Bourgeois, silence et respect, ou mets-toi en garde. Le gamin m’a l’air de jaser gentiment.

GALUCHET.

Citoyens, quoique peu fortuné, je veux faire un sacrifice en faveur du peuple. J’ai acheté ce journal pour le vendre, mais vous n’avez pas tous de quoi le payer ; je vais vous le donner. Écoutez-moi ça ; ça sort tout chaud de la plume d’un de vos défenseurs. Quand on manque de pain, l’espérance ranime et la vérité nourrit.

(Applaudissemens.)
LE BOURGEOIS.

C’est intolérable. Je vais chercher la police.

UN OUVRIER.

Va la chercher. De ses os nous ferons des allumettes pour brûler ta maison.

GALUCHET.

Attention, citoyens, j’ouvre la Lanterne, ne soufflez pas. (Rires.) Ça concerne les élections :

« Peuple, nous avons foi en ta sagesse et en ton patriotisme ; tu n’oublieras pas que tu es le premier peuple du monde, et que de ton inspiration sort tout ce qui a vie dans la raison humaine, tout ce qui se réalise dans les institutions sociales.

« Peuple, tu voteras pour la révolution, c’est-à-dire pour la république contre la monarchie, pour la liberté contre le despotisme, pour la raison contre la superstition, pour le travail contre le capital, pour la France contre les Cosaques.

« Tu délivreras le monde des rois et des bourreaux, des esclaves et des maîtres, des prêtres et des hypocrites, des usuriers et des voleurs, des peuples opprimés et des peuples oppresseurs.

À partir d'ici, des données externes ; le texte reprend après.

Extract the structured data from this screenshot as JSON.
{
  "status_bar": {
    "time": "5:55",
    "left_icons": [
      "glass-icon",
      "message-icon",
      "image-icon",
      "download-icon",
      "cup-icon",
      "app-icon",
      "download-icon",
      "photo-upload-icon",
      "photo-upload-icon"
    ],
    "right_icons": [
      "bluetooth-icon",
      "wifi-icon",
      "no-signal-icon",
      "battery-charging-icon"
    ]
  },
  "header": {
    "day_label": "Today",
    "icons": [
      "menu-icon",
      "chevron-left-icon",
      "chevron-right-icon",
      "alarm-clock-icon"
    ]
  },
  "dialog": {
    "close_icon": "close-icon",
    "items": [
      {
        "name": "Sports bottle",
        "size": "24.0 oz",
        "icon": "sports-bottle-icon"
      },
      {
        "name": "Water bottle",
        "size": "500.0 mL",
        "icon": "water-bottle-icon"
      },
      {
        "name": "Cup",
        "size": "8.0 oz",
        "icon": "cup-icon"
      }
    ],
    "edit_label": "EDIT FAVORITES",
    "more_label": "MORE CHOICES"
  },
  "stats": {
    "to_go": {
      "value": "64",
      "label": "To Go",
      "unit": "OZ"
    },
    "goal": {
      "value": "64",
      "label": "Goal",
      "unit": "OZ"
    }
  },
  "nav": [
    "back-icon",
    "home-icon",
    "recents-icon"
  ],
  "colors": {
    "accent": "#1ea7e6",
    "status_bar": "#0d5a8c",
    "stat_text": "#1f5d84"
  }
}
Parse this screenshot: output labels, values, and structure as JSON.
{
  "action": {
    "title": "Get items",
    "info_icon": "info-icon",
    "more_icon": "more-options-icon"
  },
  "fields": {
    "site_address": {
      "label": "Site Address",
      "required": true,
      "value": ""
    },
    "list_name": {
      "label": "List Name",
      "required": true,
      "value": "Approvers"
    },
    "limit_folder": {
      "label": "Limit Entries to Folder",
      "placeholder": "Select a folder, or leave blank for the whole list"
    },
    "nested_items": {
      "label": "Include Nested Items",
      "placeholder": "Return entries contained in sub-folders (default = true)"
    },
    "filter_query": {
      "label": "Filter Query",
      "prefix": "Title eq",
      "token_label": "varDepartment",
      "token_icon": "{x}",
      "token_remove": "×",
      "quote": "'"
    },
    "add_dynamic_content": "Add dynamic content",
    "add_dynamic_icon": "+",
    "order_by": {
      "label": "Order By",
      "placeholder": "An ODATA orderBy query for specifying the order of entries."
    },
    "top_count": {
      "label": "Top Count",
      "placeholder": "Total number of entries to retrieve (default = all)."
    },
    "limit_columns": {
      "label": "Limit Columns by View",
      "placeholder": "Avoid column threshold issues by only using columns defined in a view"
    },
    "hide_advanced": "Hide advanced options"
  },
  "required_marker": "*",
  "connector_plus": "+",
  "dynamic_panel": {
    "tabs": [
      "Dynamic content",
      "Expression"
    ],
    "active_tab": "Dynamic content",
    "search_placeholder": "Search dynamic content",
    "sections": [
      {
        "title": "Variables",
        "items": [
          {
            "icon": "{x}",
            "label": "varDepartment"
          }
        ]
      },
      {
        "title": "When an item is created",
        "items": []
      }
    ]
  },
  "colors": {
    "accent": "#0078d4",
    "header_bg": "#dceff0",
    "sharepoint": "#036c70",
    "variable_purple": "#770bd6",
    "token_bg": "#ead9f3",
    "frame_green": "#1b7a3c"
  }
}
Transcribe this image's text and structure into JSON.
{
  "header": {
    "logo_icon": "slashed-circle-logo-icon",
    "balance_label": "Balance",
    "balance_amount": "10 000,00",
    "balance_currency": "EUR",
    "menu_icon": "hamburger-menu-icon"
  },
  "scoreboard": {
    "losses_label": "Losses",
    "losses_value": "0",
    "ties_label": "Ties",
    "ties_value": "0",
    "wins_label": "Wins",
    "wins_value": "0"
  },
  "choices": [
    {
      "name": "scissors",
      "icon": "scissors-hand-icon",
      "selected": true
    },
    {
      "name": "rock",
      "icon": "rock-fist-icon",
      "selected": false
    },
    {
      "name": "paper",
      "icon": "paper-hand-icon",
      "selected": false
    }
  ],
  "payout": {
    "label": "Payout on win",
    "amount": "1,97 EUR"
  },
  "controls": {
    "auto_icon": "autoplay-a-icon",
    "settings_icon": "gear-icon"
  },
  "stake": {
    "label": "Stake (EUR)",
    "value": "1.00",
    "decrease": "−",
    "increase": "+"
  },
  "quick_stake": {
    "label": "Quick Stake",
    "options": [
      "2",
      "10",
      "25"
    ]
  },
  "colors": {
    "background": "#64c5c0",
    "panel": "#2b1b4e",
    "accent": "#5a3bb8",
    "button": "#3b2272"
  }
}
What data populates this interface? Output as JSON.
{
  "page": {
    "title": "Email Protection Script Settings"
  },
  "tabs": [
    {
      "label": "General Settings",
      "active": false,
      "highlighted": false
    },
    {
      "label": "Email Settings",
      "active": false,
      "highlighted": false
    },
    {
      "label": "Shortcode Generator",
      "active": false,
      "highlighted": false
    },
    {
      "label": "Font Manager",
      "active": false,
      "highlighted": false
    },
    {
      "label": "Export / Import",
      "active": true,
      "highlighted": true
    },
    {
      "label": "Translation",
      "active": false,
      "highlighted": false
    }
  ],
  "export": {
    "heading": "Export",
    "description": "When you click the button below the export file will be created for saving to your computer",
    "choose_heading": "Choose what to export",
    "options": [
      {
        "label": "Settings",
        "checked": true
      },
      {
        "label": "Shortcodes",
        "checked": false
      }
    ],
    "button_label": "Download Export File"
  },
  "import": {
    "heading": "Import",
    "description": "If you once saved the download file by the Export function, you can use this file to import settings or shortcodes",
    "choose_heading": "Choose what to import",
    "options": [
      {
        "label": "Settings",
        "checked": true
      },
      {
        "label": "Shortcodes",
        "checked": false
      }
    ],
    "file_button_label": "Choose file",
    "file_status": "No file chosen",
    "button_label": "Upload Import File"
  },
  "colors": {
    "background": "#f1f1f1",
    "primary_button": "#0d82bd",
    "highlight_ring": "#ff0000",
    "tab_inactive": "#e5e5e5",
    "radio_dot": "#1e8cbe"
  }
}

« Tu voteras pour la république démocratique et sociale[1] ! »

GALUCHET.

Voilà. Qu’en dites-vous ? Est-ce tapé ?

(Bravos, cris. — On achète le journal.)
UN AGENT DE POLICE.

Citoyens, dispersez-vous. (À Galuchet.) Ta médaille ?

GALUCHET.

Cherche. Elle est dans le ruisseau.

(Il donne un croc-en-jambes à l’agent, qui tombe. La foule applaudit ; quelques hommes se jettent sur l’agent et le frappent ; d’autres accourent pour le dégager. Mêlée. Le rassemblement devient considérable. Galuchet achève de vendre ses journaux.)
CHENU.

Tu as gagné.

GALUCHET.

Non, c’est toi. J’ai tout vendu, et je te régale avec la monnaie que j’ai oublié de rendre. Aux canons ! Aux armes !

VOIX DANS LA FOULE.

Aux armes ! aux armes !

GALUCHET.

Tiens ! est-ce que j’aurais fait une révolution ? Si je l’ai faite, j’en mangerai.

  1. Cette proclamation est authentique et historique.